Refugees and, politely speaking, "family values" are issues that can win votes in Narva, but in order to do so, Conservative People's Party of Estonia (EKRE) chairman Mart Helme would have to visit Narva himself, as he is likely the only national conservative who knows how to speak to the Russians, Jüri Nikolajev said in a comment on ERR's radio news.
A good colleague of mine from a Russian-language online news portal once complained to me how fickle and unjust readers' interests are. Namely, they had written two articles for the portal: one was a thorough analysis on a very important and socially compelling issue, and the other a story about how a gardener had cracked the owner of the neighbouring property across the back with a hoe.
The hoe story quickly garnered a lot of clicks and spawned an angry discussion in the comments section. The story on the socially significant and very important topic, meanwhile, which took the journalist multiple days and even part of one night to write, didn't interest the readers at all.
Pretty much the same thing happened with the migration compact. While Estonians driven berserk by fear of refugees argued and dismantled the government, Russian-Estonians didn't so much as bat an eyelash.
The same colleague was forced to admit that while Russian-language readers are typically just less interested in Estonian news than Estonians are, they simply did not care about the migration compact, regardless of what headlines that the editors tried to come up with.
A brawl? Now we're interested
The unfortunate migration issue was rescued from a complete boycott by MEP Indrek Tarand (SDE/S&D), who showed up to swagger at the Conservative People's Party of Estonia (EKRE) protest. As they say in Narva: if you really, really ask for it, you won't not get slugged.
Nonetheless, the Tarand incident also fell more under the hoe-waving category than the socially important and significant topics category.
Why, then, did the migration compact not excite Russian-language media consumers, although it should have, considering the fact that just a couple of years ago, Narva residents were more angry over refugees than even EKRE is now?

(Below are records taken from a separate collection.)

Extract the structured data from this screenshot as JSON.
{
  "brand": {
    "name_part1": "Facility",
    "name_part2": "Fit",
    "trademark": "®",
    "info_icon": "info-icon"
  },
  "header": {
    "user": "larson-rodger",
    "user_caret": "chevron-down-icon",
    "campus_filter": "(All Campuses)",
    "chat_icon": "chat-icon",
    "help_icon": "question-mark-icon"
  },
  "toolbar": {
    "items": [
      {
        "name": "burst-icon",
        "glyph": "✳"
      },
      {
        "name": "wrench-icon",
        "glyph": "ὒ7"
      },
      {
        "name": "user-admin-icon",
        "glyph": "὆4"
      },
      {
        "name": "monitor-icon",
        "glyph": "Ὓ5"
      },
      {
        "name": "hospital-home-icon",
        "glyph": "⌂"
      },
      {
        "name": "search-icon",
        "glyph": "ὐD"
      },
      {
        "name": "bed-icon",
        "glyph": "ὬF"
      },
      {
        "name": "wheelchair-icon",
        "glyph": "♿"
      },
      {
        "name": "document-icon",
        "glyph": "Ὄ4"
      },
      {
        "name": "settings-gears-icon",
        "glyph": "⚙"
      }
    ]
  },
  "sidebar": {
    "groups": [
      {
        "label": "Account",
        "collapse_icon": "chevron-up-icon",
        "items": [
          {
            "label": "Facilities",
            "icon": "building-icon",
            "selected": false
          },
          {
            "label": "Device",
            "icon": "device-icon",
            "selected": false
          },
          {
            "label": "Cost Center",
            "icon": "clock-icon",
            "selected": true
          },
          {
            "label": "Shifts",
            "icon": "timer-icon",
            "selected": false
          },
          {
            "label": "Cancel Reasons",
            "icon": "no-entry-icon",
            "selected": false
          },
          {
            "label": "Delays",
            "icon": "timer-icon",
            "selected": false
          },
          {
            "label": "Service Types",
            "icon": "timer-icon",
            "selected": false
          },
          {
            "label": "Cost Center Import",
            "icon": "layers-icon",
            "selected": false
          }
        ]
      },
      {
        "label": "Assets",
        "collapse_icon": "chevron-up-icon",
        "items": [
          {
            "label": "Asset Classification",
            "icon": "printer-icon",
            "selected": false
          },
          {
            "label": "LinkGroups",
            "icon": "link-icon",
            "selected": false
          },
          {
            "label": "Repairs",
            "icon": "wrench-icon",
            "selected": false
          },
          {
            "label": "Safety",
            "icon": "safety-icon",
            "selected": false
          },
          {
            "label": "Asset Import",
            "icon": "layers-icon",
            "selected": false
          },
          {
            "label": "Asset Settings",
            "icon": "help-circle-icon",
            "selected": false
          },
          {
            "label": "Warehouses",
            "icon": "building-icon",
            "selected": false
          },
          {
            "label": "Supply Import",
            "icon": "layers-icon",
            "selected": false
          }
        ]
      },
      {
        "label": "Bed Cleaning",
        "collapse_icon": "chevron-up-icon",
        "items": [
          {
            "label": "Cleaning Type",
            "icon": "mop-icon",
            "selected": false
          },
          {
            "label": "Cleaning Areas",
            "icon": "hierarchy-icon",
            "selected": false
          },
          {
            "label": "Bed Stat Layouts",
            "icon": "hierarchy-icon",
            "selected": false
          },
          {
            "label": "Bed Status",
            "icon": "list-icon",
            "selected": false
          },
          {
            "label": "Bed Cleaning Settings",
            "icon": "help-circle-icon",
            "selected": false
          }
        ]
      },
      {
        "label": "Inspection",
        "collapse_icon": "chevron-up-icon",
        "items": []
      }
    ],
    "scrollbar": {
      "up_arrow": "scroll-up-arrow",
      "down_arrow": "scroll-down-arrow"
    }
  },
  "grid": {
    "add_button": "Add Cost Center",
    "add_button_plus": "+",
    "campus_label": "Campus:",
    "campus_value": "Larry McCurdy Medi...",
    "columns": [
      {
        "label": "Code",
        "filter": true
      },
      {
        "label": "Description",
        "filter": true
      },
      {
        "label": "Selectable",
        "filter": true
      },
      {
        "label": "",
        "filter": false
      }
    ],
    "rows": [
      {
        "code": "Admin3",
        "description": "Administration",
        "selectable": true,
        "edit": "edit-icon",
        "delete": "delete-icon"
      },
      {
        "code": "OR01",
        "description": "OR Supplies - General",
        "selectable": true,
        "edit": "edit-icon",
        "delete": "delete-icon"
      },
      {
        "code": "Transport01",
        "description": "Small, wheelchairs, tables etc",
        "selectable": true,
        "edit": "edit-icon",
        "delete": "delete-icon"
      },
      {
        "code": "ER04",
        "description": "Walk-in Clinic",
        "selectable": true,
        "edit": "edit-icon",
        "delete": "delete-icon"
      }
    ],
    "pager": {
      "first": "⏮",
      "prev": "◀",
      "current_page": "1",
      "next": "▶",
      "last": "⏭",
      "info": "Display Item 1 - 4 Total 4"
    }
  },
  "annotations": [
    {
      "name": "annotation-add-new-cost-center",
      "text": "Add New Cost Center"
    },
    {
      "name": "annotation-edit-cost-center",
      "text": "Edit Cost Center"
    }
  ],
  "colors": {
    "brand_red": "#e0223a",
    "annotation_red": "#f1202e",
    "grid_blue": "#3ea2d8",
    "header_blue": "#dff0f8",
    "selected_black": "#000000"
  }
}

There's no one answer, really. First of all, this entire migration compact issue is very confusing, and if the Estonian-language media was unable to serve it as a simple and understandable hoe story, there's no way the local Russian media could have. Which is why the primary message in the media was that the compact does not oblige anyone to do anything. So why get excited over nothing?
On top of that, the migration pact was not transformed by the Russian media sphere into a religious issue. This would have required a charismatic religious leader and a clear and compelling slogan that would have driven people to the barricades. But there wasn't.
Too busy to take advantage
The Centre Party was busy patching up the government, and smaller Russian parties are struggling with internal crises or are unable to think beyond the Russian-language education issue. MEP Yana Toom (Centre/ALDE) as the top influencer of the Russians could have possibly still stirred the people up, but even she lacked either the desire or the time to mess around with refugees.
And here is where EKRE would have a chance to woo Russian voters, and that is not a joke. Refugees and, politely speaking, "family values" are topics with which you can win votes in Narva. But for this to happen, Mart Helme would have to personally come to Narva, because he is possibly the only national conservative who would know how to address the Russians. And is EKRE counting on Russian votes in the upcoming elections, especially in Ida-Viru County? Seems not.
And so the migration compact scandal, from the point of view of local Russians, appeared to be just bickering among Estonians that Russians have no business being involved in.
Also, as one Narva resident told me, why should they check in now? So long as Estonians are busy beating one another up, they have no business with local Russians. Once the mythical migration issue eventually dies down, however, they will start going after us again. So get moving!